Rynek smartfonów ze średniej półki robi się coraz ciekawszy. Dysponując kwotą około 1000-1200 złotych możemy zdecydować się na wiele różnych modeli, które różnią się względem siebie podzespołami, wyglądem i jakością wykonania. W sklepach znajdziemy także ciekawe propozycje ze świetnymi parametrami (przynajmniej na papierze) w atrakcyjnej cenie. Jednym z takich telefonów jest niewątpliwie Philips Xenium i908, który oferuje ekran o wysokiej rozdzielczości, wystarczający dla większości użytkowników procesor i przyzwoite aparaty. Przez najbliższe dni sprawdzę, czy rzeczywiście jest to urządzenie godne polecenia.

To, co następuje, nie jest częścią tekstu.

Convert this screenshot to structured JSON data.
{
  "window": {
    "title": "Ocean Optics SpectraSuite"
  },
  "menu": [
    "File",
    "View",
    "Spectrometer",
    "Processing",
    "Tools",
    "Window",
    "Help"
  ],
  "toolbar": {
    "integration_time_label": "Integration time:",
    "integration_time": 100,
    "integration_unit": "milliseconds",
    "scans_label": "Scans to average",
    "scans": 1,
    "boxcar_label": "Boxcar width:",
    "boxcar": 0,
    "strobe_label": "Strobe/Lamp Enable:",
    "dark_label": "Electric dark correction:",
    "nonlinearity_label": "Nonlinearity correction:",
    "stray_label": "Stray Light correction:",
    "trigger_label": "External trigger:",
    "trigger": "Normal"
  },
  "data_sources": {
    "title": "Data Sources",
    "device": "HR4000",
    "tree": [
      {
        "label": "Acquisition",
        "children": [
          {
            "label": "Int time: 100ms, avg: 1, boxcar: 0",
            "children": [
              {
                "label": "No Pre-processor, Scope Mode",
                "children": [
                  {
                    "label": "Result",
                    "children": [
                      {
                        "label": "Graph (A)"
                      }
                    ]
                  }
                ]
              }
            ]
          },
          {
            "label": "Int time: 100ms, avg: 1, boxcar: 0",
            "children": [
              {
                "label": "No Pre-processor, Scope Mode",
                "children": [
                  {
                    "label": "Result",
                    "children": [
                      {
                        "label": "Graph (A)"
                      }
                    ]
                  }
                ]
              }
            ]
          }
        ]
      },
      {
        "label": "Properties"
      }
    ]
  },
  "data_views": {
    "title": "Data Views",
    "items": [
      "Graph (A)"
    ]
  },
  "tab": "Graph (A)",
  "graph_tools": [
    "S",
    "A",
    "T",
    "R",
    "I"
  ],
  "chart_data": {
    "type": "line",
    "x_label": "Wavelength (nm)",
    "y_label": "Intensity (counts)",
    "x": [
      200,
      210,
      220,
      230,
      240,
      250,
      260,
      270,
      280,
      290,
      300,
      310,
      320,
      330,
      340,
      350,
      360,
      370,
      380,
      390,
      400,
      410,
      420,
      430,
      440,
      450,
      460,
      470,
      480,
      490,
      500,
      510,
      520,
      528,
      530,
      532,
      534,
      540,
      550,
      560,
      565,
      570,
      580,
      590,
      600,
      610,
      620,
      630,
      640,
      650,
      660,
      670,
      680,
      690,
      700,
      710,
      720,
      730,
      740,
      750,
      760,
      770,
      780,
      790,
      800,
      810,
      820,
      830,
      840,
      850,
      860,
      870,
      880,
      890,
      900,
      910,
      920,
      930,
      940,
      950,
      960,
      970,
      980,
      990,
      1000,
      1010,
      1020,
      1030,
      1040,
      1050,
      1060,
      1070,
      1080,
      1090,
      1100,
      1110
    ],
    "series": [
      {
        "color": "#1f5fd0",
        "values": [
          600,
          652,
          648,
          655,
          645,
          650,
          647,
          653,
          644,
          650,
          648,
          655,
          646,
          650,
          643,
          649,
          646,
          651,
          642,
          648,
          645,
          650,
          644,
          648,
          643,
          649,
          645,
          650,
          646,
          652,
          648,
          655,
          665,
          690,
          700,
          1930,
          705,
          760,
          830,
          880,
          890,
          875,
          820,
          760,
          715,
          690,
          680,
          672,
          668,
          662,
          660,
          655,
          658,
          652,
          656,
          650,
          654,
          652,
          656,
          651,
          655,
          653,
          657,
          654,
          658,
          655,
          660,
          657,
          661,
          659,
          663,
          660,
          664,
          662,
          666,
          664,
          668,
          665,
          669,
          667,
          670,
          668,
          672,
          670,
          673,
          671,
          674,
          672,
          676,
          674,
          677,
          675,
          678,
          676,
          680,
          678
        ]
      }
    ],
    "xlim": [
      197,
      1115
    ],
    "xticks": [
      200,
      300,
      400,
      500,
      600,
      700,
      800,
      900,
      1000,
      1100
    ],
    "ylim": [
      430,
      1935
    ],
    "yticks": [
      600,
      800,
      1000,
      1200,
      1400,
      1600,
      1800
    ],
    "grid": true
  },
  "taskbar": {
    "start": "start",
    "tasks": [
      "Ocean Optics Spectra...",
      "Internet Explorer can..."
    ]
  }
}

Na pierwszy rzut oka można zauważyć skóropodobną klapkę baterii, która przypomina rozwiązanie z Samsunga Galaxy Note 3 i 4. Niestety po wzięciu do ręki czuć, że mamy do czynienia z urządzeniem ze średniej półki – przy mocniejszym ściśnięciu obudowa telefonu trzeszczy.
Na szczęście całość prezentuje się całkiem dobrze. Warto jeszcze wspomnieć o braku łączności LTE i preinstalowanym Androidzie 4.4.2 KitKat, który zdecydowanie nie przystoi nowości na polskim rynku. Na aktualizację do Lollipopa nie możemy liczyć.
Jednak głównym wyróżnikiem Xeniuma jest 5-calowy ekran IPS o, rzadko spotykanej w tej klasie cenowej, rozdzielczości Full HD – ostrość obrazu zadowoli prawie wszystkich. Kolejny atut to obsługa dual SIM. Z kolei całość jest zasilana przez baterię 3000 mAh, która powinna pozwolić na długi czas pracy – Philips deklaruje do 25 godzin rozmów na jednym ładowaniu.
Specyfikacja Philips Xenium i908:
- 5-calowy wyświetlacz IPS o rozdzielczości 1920 x 1080 pikseli,
- Android 4.4.2 KitKat,
- Mediatek MT6592 z ośmioma rdzeniami ARM Cortex A7 1,7 GHz i grafiką ARM Mali 450MP4,
- 2 GB RAM,
- 16 GB pamięci wbudowanej (wolne 12,7 GB),
- aparat 13 Mpix,
- kamerka 5 Mpix,
- GPS, Glonass,
- NFC,
- Bluetooth 4.1,
- WiFi,
- dual SIM,
- port microUSB 2.0,
- slot kart microSD do 32 GB,
- 3,5 mm jack audio,
- bateria 3000 mAh,
- wymiary: 143 x 70 x 8,8 mm,
- waga: 156 g.
Jeżeli macie jakiekolwiek pytania, śmiało zadawajcie je w komentarzach. :)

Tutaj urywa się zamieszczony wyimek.